Recovery in South Plaquemines Parish ‘hindered’ after Nicholas rains down on community

Hurricane Ida
Amanda Shaw Hurricane Ida Benefit Concert

IRONTON, La. (WGNO) — Now that the power is back on in most of the metro area, it feels like we’re well on our way to recovering from Hurricane Ida. But, many people south of the city haven’t even had a chance to get started.

“God has never forsaken us,” Rev. Haywood Johnson, Jr. with St. Paul’s Missionary Baptist Church explained. “Even in the midst of difficulties, he is always there with us.

The faith of the people of Ironton is one of the only assets that remain in the wake of Hurricane Ida. It’s been over 2 weeks since the storm ravaged this small community, but the damage mirrors that of other areas in South Plaquemines Parish.

“That corridor from Alliance to West Pointe à la Hache has been devastated,” parish president Kirk Lepine said.

Nicholas’ impact in the city was negligible… but that wasn’t the case here.

“We have logistical challenges where Myrtle Grove is because of the tide moving in and dumped 5 1/2 inches of rain yesterday,” Lepine added. “We were making progress with our pumping station, but it has kind of hindered us now.”

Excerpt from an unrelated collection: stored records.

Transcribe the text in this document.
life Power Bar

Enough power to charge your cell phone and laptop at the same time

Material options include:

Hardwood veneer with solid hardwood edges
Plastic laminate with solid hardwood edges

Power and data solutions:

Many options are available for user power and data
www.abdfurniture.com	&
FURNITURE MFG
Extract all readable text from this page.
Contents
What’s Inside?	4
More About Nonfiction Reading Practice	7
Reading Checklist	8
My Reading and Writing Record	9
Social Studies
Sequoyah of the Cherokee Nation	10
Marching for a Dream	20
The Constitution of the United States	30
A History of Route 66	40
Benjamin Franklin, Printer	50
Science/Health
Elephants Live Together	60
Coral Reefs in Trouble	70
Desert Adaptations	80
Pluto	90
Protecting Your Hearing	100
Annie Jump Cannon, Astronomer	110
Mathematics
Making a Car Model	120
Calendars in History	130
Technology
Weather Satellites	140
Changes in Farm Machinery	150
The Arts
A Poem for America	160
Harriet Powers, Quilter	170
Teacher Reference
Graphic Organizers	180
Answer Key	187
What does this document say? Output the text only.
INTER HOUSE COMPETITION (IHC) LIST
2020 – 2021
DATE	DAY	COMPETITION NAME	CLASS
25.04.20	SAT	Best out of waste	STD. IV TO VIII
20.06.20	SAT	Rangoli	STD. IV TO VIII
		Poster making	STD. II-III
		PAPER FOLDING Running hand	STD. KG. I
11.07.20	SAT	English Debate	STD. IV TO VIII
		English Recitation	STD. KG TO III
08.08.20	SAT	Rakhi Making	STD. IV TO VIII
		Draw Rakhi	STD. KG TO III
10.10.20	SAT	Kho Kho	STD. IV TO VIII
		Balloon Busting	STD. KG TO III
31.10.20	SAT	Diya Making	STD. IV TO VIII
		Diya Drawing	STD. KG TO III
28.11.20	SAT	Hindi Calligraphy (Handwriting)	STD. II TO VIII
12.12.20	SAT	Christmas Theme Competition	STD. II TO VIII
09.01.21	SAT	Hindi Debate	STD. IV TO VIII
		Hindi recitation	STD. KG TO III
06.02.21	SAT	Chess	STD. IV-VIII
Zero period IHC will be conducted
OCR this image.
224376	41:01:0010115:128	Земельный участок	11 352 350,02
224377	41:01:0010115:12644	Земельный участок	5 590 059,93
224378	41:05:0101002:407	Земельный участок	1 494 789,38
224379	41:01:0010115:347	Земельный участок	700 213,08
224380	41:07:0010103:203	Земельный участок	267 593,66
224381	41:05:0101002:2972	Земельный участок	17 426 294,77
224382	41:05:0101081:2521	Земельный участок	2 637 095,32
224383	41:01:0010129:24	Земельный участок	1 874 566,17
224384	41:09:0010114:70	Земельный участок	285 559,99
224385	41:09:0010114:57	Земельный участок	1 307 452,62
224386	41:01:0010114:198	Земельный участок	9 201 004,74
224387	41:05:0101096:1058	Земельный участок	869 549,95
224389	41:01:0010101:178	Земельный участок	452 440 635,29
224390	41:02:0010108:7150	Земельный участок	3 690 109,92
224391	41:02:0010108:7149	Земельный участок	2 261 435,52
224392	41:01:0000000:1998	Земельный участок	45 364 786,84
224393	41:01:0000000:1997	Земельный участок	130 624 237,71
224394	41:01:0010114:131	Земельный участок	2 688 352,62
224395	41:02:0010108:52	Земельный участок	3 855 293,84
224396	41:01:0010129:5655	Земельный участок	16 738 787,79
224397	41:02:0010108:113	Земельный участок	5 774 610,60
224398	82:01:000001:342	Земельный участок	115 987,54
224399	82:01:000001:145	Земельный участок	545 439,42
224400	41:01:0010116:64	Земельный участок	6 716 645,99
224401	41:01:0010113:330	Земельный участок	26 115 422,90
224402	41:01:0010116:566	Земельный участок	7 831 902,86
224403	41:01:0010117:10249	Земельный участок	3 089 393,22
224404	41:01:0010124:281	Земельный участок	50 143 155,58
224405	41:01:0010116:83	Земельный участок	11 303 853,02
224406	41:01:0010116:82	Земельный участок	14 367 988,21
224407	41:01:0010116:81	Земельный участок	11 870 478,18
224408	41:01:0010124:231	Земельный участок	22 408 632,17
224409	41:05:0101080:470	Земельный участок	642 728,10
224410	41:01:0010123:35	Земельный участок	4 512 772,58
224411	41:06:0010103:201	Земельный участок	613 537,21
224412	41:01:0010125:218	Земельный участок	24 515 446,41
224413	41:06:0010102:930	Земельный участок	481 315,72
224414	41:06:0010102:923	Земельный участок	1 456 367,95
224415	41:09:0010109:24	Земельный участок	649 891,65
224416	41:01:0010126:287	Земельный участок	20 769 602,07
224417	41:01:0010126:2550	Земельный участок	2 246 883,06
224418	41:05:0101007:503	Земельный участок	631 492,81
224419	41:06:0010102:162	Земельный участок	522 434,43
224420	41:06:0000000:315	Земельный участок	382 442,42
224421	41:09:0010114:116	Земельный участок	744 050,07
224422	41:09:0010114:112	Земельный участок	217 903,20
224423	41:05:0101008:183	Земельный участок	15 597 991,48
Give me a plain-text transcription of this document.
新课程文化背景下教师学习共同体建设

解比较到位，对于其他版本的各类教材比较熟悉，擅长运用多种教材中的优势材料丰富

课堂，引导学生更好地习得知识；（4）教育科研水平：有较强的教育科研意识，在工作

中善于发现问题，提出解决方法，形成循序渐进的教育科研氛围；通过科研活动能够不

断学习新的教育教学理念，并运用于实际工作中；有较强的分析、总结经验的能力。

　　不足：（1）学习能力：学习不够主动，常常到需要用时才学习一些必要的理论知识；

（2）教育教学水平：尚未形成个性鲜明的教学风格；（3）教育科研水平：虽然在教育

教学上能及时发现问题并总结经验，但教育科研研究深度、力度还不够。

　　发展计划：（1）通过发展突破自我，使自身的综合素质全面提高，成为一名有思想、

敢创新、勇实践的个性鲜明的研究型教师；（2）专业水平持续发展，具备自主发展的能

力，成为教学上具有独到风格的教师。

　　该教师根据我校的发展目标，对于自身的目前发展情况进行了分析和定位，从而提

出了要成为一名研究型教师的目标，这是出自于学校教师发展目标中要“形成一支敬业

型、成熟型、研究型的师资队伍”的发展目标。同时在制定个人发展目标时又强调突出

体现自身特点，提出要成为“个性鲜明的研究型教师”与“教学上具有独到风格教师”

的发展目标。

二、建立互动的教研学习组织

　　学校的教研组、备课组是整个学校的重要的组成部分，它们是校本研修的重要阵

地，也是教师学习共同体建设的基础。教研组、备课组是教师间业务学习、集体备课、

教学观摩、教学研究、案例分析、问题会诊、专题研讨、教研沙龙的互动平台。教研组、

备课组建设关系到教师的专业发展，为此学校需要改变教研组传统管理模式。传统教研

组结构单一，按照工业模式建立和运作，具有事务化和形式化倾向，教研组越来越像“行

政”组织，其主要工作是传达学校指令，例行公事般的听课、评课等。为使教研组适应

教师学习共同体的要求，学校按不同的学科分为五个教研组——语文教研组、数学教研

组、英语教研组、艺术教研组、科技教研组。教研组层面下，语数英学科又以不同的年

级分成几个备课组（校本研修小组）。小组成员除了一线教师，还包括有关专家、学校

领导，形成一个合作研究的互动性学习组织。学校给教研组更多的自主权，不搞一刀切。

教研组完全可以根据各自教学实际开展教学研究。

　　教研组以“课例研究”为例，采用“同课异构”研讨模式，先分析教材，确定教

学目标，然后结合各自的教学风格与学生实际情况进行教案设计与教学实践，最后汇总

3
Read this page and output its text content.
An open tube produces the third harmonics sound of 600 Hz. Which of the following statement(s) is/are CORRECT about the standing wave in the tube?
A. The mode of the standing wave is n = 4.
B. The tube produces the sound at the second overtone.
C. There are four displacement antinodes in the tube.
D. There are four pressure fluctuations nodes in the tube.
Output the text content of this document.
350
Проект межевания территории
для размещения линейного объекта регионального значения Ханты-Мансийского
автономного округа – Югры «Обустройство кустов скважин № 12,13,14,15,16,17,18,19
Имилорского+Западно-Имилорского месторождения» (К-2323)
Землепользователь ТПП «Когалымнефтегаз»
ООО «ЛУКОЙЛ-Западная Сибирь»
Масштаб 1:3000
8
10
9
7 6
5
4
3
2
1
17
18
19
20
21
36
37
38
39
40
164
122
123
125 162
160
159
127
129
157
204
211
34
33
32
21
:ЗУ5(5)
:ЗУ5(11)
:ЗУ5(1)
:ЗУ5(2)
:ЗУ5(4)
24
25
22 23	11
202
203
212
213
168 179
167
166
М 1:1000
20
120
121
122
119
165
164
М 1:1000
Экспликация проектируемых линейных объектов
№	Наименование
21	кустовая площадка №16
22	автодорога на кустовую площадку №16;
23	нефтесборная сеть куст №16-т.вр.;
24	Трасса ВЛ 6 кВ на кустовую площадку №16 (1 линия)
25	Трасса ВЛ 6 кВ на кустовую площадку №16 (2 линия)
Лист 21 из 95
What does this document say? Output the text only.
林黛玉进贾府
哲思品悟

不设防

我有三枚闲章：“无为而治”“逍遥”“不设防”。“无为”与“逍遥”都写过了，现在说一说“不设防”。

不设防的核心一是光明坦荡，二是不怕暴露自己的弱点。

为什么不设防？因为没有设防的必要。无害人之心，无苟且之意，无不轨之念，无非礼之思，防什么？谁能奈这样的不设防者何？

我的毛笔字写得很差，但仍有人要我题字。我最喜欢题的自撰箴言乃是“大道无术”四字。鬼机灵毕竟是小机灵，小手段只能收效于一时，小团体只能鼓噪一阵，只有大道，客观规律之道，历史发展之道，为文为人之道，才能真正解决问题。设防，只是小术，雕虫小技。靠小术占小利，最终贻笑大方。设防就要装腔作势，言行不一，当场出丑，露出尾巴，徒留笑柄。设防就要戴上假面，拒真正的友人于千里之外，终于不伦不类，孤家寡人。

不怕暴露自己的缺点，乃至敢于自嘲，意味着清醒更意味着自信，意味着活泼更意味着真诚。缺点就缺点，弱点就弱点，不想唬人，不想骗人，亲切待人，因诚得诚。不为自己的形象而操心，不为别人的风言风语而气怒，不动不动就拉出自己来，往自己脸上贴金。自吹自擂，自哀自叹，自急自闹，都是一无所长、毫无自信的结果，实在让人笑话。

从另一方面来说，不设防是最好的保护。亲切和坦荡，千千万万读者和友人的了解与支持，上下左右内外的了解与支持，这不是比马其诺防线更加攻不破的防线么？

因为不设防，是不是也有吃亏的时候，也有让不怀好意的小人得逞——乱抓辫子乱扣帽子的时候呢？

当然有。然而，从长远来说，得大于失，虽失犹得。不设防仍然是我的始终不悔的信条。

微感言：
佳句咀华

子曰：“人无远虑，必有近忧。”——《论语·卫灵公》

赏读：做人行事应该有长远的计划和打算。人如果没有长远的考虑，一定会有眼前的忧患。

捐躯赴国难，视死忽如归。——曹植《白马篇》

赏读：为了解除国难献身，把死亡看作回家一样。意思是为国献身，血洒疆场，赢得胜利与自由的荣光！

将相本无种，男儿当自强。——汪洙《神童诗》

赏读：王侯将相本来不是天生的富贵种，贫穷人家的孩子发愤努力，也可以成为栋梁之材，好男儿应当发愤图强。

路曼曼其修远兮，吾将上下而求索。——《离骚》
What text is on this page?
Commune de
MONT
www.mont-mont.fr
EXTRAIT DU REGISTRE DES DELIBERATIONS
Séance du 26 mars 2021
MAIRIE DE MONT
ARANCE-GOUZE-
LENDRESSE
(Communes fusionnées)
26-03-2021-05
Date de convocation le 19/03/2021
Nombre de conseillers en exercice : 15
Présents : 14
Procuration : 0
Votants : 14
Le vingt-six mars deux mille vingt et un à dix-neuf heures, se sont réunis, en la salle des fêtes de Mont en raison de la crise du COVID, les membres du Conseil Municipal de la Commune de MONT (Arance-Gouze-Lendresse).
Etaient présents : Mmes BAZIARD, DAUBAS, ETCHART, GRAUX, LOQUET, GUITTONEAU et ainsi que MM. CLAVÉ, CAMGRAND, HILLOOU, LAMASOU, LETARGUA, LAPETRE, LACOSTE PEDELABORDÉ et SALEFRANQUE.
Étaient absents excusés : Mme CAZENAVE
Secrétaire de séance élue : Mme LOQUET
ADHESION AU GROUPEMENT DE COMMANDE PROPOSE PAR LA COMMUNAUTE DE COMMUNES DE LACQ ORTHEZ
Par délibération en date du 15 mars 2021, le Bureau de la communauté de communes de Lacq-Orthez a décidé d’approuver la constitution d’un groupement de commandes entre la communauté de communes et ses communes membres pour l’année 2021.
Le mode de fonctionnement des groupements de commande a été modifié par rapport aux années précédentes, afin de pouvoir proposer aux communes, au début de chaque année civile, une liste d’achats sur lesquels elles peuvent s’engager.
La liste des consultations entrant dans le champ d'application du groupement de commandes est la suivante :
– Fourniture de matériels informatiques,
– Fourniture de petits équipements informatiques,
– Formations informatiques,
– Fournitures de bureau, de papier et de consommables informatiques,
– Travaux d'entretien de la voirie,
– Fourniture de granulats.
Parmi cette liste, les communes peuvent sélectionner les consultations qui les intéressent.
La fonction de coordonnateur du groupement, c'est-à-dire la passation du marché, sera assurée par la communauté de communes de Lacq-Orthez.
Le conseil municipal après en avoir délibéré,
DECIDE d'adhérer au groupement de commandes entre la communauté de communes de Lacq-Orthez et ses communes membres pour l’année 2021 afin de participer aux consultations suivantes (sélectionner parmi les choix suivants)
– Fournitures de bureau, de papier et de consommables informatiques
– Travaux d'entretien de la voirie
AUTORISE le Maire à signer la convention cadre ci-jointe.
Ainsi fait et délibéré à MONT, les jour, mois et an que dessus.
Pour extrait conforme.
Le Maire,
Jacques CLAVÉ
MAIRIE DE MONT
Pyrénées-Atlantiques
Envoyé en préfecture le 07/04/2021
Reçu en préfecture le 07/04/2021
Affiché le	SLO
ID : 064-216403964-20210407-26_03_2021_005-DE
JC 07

Charlotte St. Cyr has lived in Ironton for over 40 years. She was here to meet with her flood insurance adjuster. And while the community has many needs, she cites protection as their biggest need.

“We need those levees fixed back there so this won’t happen anymore,” St. Cyr explained.

In addition to the work of rebuilding, another layer of anguish exists for many here.

“On top of the water, we’re trying to find our loved ones who we laid to rest,” said Johnson.

The work in South Plaquemines continues from resurrecting Citrus Groves to moving cattle to higher ground, but the spirit of the people is not broken

“I want to rebuild and come back,” St. Cyr added. “It’s a nice community. I just want to be home.

Parish president Lepine says the power is coming back online for many, but some challenges exist like the ability for people to get mail. Some have no mailboxes and if you’re waiting on medicine or a FEMA check, that’s a problem. They’re working with the post office to develop a centralized place for mail pick-up in those areas.